Don’t fuss over a tagline or slogan, because that’s not what a USP is. Rather, it’s a statement having the following characteristics:
- Specific Claims – Your USP has to define in clear and specific terms, what it is about your brand or organization that makes it worthwhile. To do this, you need clear differentiators instead of generic lines, such as “high-quality” or “outstanding customer service.” If you’re going to make these claims, back them up with examples as proof.
- A Promise – Zero in on a promise you’re confident you can deliver, preferably one your competitors can’t offer.
- Unique Attributes – What’s unique about your product or service that makes it stand out from the competition? Is it easy to use? Do you offer top notch after sales support?
- Value – What do your customers get when they pay (a conversion) for your product or service? What makes it worth the time, money, and their personal information?
- Is it Legitimate? – If your promises are too outlandish, you could be mistaken as selling something that’s too good to be true. Effective conversion copy is focused on building trust, not so much promising the moon and stars. Your USP has to be believable, in other words.
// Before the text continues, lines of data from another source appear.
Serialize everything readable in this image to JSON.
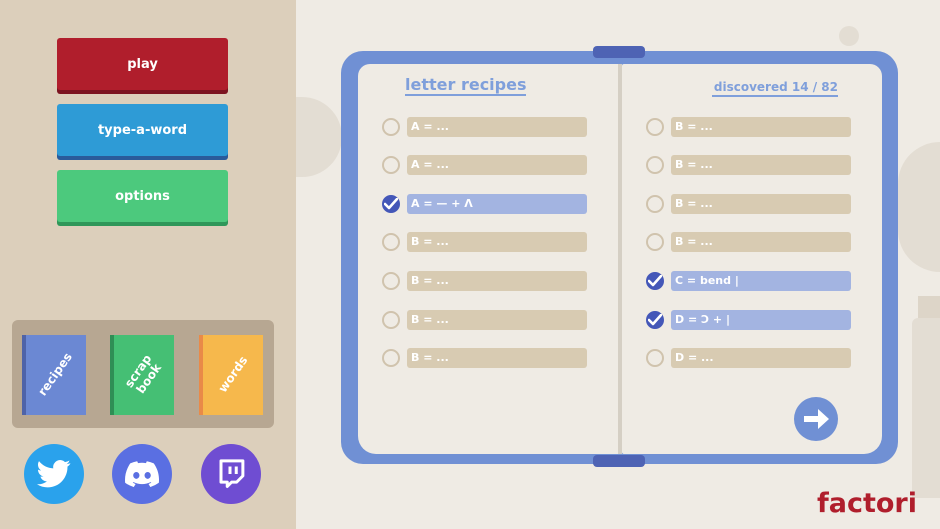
{
  "menu": {
    "play": "play",
    "type_a_word": "type-a-word",
    "options": "options"
  },
  "shelf": {
    "recipes": "recipes",
    "scrap_book": "scrap book",
    "words": "words"
  },
  "social": {
    "twitter": "twitter-icon",
    "discord": "discord-icon",
    "twitch": "twitch-icon"
  },
  "book": {
    "title": "letter recipes",
    "discovered": "discovered 14 / 82",
    "left_rows": [
      {
        "text": "A = ...",
        "done": false
      },
      {
        "text": "A = ...",
        "done": false
      },
      {
        "text": "A = — + Λ",
        "done": true
      },
      {
        "text": "B = ...",
        "done": false
      },
      {
        "text": "B = ...",
        "done": false
      },
      {
        "text": "B = ...",
        "done": false
      },
      {
        "text": "B = ...",
        "done": false
      }
    ],
    "right_rows": [
      {
        "text": "B = ...",
        "done": false
      },
      {
        "text": "B = ...",
        "done": false
      },
      {
        "text": "B = ...",
        "done": false
      },
      {
        "text": "B = ...",
        "done": false
      },
      {
        "text": "C = bend |",
        "done": true
      },
      {
        "text": "D = Ↄ + |",
        "done": true
      },
      {
        "text": "D = ...",
        "done": false
      }
    ]
  },
  "logo": "factori",
  "colors": {
    "play": "#b01e2c",
    "type_a_word": "#2e9bd6",
    "options": "#4cc97d",
    "book": "#7090d4",
    "check": "#4457b8"
  }
}
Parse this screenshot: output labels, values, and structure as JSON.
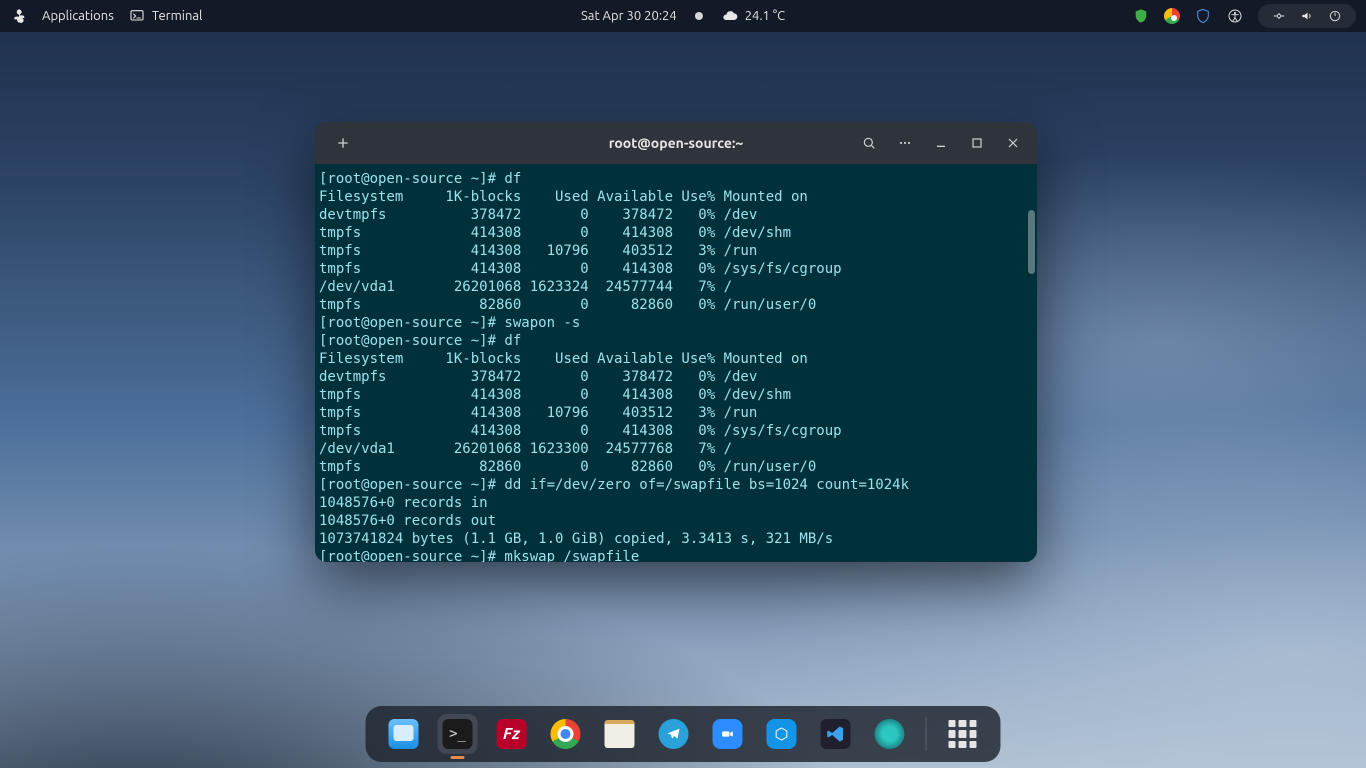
{
  "panel": {
    "applications": "Applications",
    "terminal": "Terminal",
    "datetime": "Sat Apr 30  20:24",
    "temperature": "24.1 °C"
  },
  "window": {
    "title": "root@open-source:~"
  },
  "terminal": {
    "text": "[root@open-source ~]# df\nFilesystem     1K-blocks    Used Available Use% Mounted on\ndevtmpfs          378472       0    378472   0% /dev\ntmpfs             414308       0    414308   0% /dev/shm\ntmpfs             414308   10796    403512   3% /run\ntmpfs             414308       0    414308   0% /sys/fs/cgroup\n/dev/vda1       26201068 1623324  24577744   7% /\ntmpfs              82860       0     82860   0% /run/user/0\n[root@open-source ~]# swapon -s\n[root@open-source ~]# df\nFilesystem     1K-blocks    Used Available Use% Mounted on\ndevtmpfs          378472       0    378472   0% /dev\ntmpfs             414308       0    414308   0% /dev/shm\ntmpfs             414308   10796    403512   3% /run\ntmpfs             414308       0    414308   0% /sys/fs/cgroup\n/dev/vda1       26201068 1623300  24577768   7% /\ntmpfs              82860       0     82860   0% /run/user/0\n[root@open-source ~]# dd if=/dev/zero of=/swapfile bs=1024 count=1024k\n1048576+0 records in\n1048576+0 records out\n1073741824 bytes (1.1 GB, 1.0 GiB) copied, 3.3413 s, 321 MB/s\n[root@open-source ~]# mkswap /swapfile"
  },
  "dock": {
    "items": [
      {
        "name": "files",
        "label": "Files"
      },
      {
        "name": "terminal",
        "label": "Terminal"
      },
      {
        "name": "filezilla",
        "label": "FileZilla"
      },
      {
        "name": "chrome",
        "label": "Google Chrome"
      },
      {
        "name": "notes",
        "label": "Text Editor"
      },
      {
        "name": "telegram",
        "label": "Telegram"
      },
      {
        "name": "zoom",
        "label": "Zoom"
      },
      {
        "name": "syncthing",
        "label": "Syncthing"
      },
      {
        "name": "vscode",
        "label": "VS Code"
      },
      {
        "name": "settings",
        "label": "Settings"
      },
      {
        "name": "apps",
        "label": "Show Applications"
      }
    ]
  }
}
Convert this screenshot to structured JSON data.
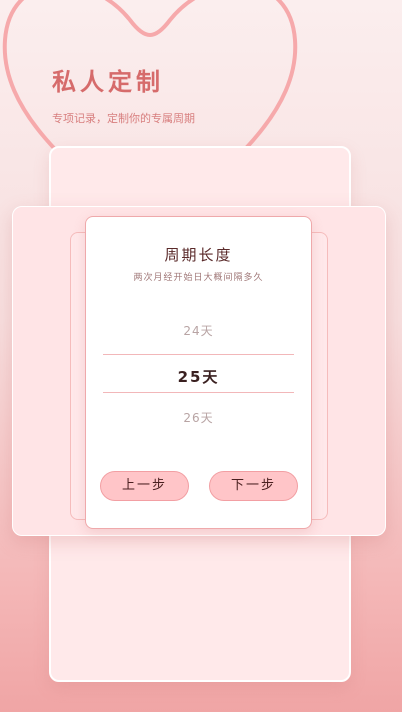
{
  "hero": {
    "title": "私人定制",
    "subtitle": "专项记录，定制你的专属周期"
  },
  "dialog": {
    "title": "周期长度",
    "subtitle": "两次月经开始日大概间隔多久",
    "picker": {
      "prev": "24天",
      "selected": "25天",
      "next": "26天"
    },
    "buttons": {
      "prev_label": "上一步",
      "next_label": "下一步"
    }
  },
  "colors": {
    "accent": "#d66b6b",
    "button_fill": "#ffc5c8",
    "button_border": "#f29fa3",
    "dialog_border": "#efa9ab"
  }
}
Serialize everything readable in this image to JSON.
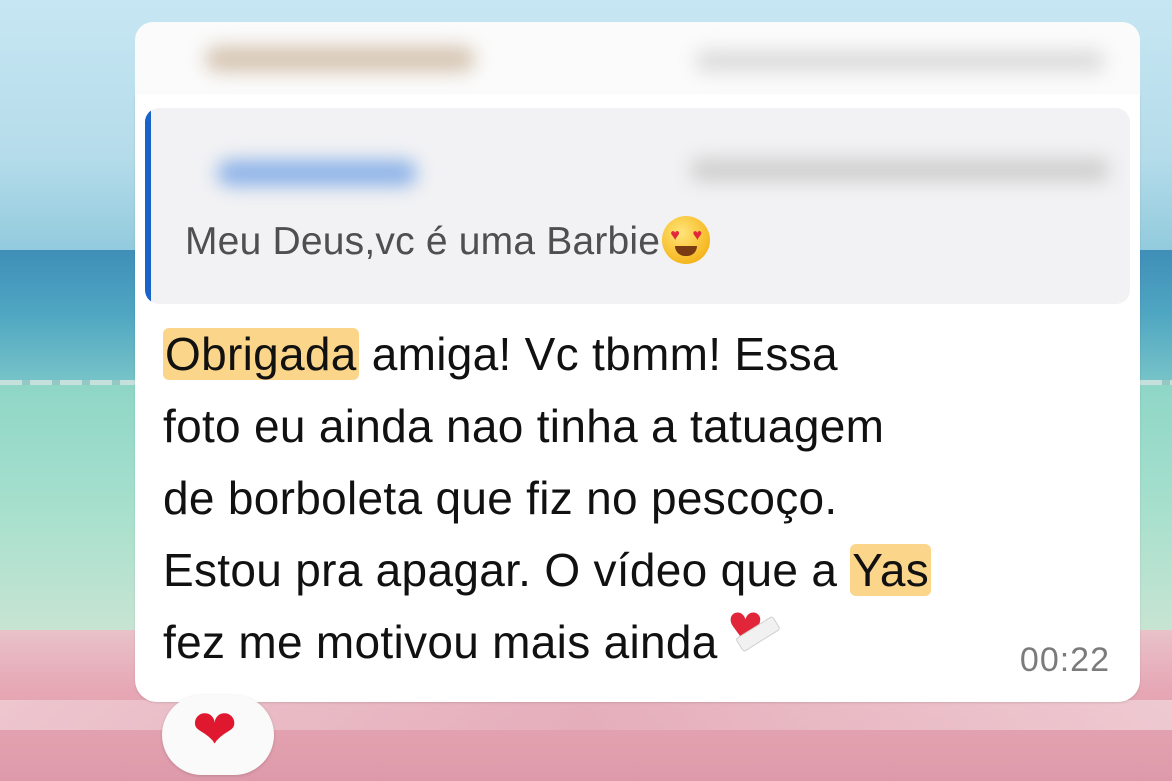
{
  "chat": {
    "quoted_message": {
      "text": "Meu Deus,vc é uma Barbie",
      "emoji": "smiling-face-with-heart-eyes"
    },
    "message": {
      "lines": [
        {
          "highlight": "Obrigada",
          "rest": " amiga! Vc tbmm! Essa"
        },
        {
          "text": "foto eu ainda nao tinha a tatuagem"
        },
        {
          "text": "de borboleta que fiz no pescoço."
        },
        {
          "text": "Estou pra apagar. O vídeo que a ",
          "highlight": "Yas"
        },
        {
          "text": "fez me motivou mais ainda"
        }
      ],
      "trailing_emoji": "mending-heart",
      "time": "00:22"
    },
    "reaction": {
      "emoji": "red-heart",
      "glyph": "❤"
    }
  },
  "colors": {
    "quote_bar": "#1a63c9",
    "highlight": "#fbd58a",
    "reaction_heart": "#e0182f"
  }
}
Defining your USP is the starting point for establishing your brand’s conversion power. Conversion rate apps can’t get anywhere close to doing this for you.
CRO tools and apps can be real lifesavers when it comes to making the conversion optimization process more efficient, which explains their appeal with growth marketers and business owners alike.
However, for all their virtues, these tools are best used judiciously if you want an increase of conversions with as few headaches as possible. I’ve seen this happen all the time with SEO, where an application with automating features ends up tweaking the wrong elements, which ended up hurting the site’s rankings.
Remember, CRO apps and tools deal with hard data and science, but that’s only a part of CRO. Only you can tell what goes on in another person’s mind, which is why all it takes to stay head of CRO technology is to take your knowledge about your audience, and use it to your advantage.
CRO tools help you test and measure, but the analysis part still lies in the marketer’s hands.
If you beef up your data knowledge and expertise with using analytics information to strategize, there’s no way you’ll get left behind today, or in the future.
How is your role changing due to the proliferation of CRO tools and apps?